Kulübemin içine yayılmış ve dağılmış olan parçalarımı derleyip toplamaya çalışırken bir ses beni kendime getiriyor. Gül kokulu kadının sesi bu. "Her şeyin bir başı, ortası ve sonu var...". Garip bir hüzün kaplıyor yüreğimi. Aha diyorum uçma vakti. Bir korku sarıyor her bir hücremi. Karşılaştığımız da yaralı bir kuş misali kanadı kırık çırpınırken bulmuştu bir yolun başında beni- bizi. Her birimizi yara aldığı yerden katman katman açarak yarlarımızı deşmiş, içini boşaltmış, temizlemiş, arındırmış kalben sarıp sarmalayarak bir noktadan bir başka noktaya erinmeden taşımıştı. Kendi yolculuğunun adını nokta ile tanımlayan bu bilge kadın her bir yolcuyu da kendi adıyla anmış bir anne gibi şefkatiyle sararak güvende hissettirmişti farklı farklı noktalarda duran bizi. Karılmayı, karılırken olmayı ondan öğrendik. Karşılaşmamız bir yazgıdan ibaret olsa da her birimize öz benlik kapılarını aralamış bir güvercin misali varoluşla, içinde bulunduğumuz halle, barış halinde yaşamayı, kendi içimizde biriktirdiğimiz zehrin içinde panzehrinde mevcut olduğunu, kendimizi kendimizden doğurmayı, tekrar eden döngülerden çıkmanın mümkün olduğunu, alanımızı yönetebileceğimizi sınırlarımızı koruya bileceğimizi duyuruyordu sessizce. Her insan gibi taktığımız maskelerimiz vardı ve bu maskelerin ardında saklanan yüzlerimiz. Yüzleşmeler zorlayıcı olsa da bir matruşka bebek gibi  açıldıkça küçülüp küçüldükçe merkezimizi bulduk sayesinde. Zaman ve zamansızlık içinde doğrulukla hareket eden bir saatin yelkovanı ve akrebi gibi doğru vakitte çalmak üzere ayarlanmıştık sanki.  Bir solukta gizli olan adına yaşam denilen an içinde. Bangır bangır bağıran iç sesimizle uyandırılıyorduk her birimiz. Bilinçaltı korkularımızla karşılaşıyor bölünüyorduk her gün ve gecede. Gördüğümüz rüya içinde seyahatlere çıkarken bir terazinin kefesinde ortadan ikiye bölünmüş ruhumuz ve bedenimizle dengede durmaya çalışıyorduk. Dengede olabilmek için dengeli yükler taşımalıydı omuzlarımız. Bir dengeli bir dengesiz olan haller içinde sabırlı olmayı, yeri geldiğinde yavaşlamayı ağır ağır yol almayı öğreniyorduk karıldığımız elden. Güneşin doğuşuyla aydığımız güne merhaba derken karanlıktan aydınlığa, düşten gerçeğe kozamızı delmeye kanatlanmaya doğru yol alıyorduk…  

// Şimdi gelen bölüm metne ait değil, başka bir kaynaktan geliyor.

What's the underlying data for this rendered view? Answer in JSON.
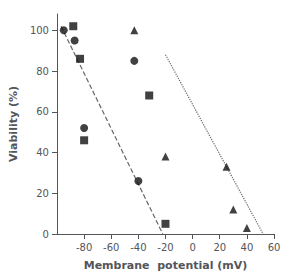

     Osho'nun dediği gibi "Bir Zen Ustası başkalarının ustası değil kendisinin ustasıdır. Ustalar gerçeği öğretmez; bunu öğrenmenin yolu yoktur. Bu kutsal yazıların, sözlerin ötesinde bir aktarımdır.  Bu bir aktarımdır. Bu, içinizdeki enerjiyi kışkırtan bir enerjidir. Bu bir tür eşzamanlılıktır. Ustaya büyük sevgi, güven ve büyük açık kalplilikle yaklaşmalısınız. Siz kim olduğunuzun farkında değilsiniz. O kim olduğunun farkındadır. Tırtılın kelebek olacağının farkında olmadığı söylenebilir. Siz tırtılsınız. Usta/mürit ilişkisi tırtıl ile kelebek arasındaki ilişki gibidir, tırtıl ile kelebek arasındaki dostluktur. Kelebek, tırtılın bir kelebek olacağını kanıtlayamaz; bunun mantıklı bir yolu yoktur. Ama kelebek, özlem dolu bir tırtıl yaratabilir; bu mümkündür."  Osho'nun dediği gibi bu bilge kadın kendini bilen bir ustaydı. Biz kendi farkımızda olmasak da. O kendinin farkındaydı ve bizlerinde farkındaydı.  Biz tırtıllar olarak ustamıza karşı açık kalplilikle güven ve büyük bir sevgi ile yaklaşarak çok ama çok güzel bir dostluk ile taçlandık-taçlandırıldık. Ustamızda Gül kokusu sindirdiği özlem dolu tırtıllar yarattı. Kozasını delip değişip dönüşüp kelebek olmak ya da o koza içinde bir tırtıl olarak yolu tamamlamak ta bir seçim meselesi idi. Gül kokulu kadın veda ederken “Bırakmayı da bilmek gerek hayatta…” deyip yol açıklığı dileyerek yuvadan çıkmaya, kozamızı delmeye, kanat çırpmaya hazır olduğumuzun haberini duyurmuştu.

Aşk’LA ve Işık’LA…

Hep.

Diyerek

Noktalamaştı cümlesini.

Bir Nokta Yolcusu olarak saygılarımla hayatıma-hayatımıza dokunan beni-bizi bir noktadan bir başka noktaya taşıyan Gül Kokulu Kadına her bir dokunuşu için minnettarlığımı sunuyor önünde şükran ve saygıyla eğiliyorum.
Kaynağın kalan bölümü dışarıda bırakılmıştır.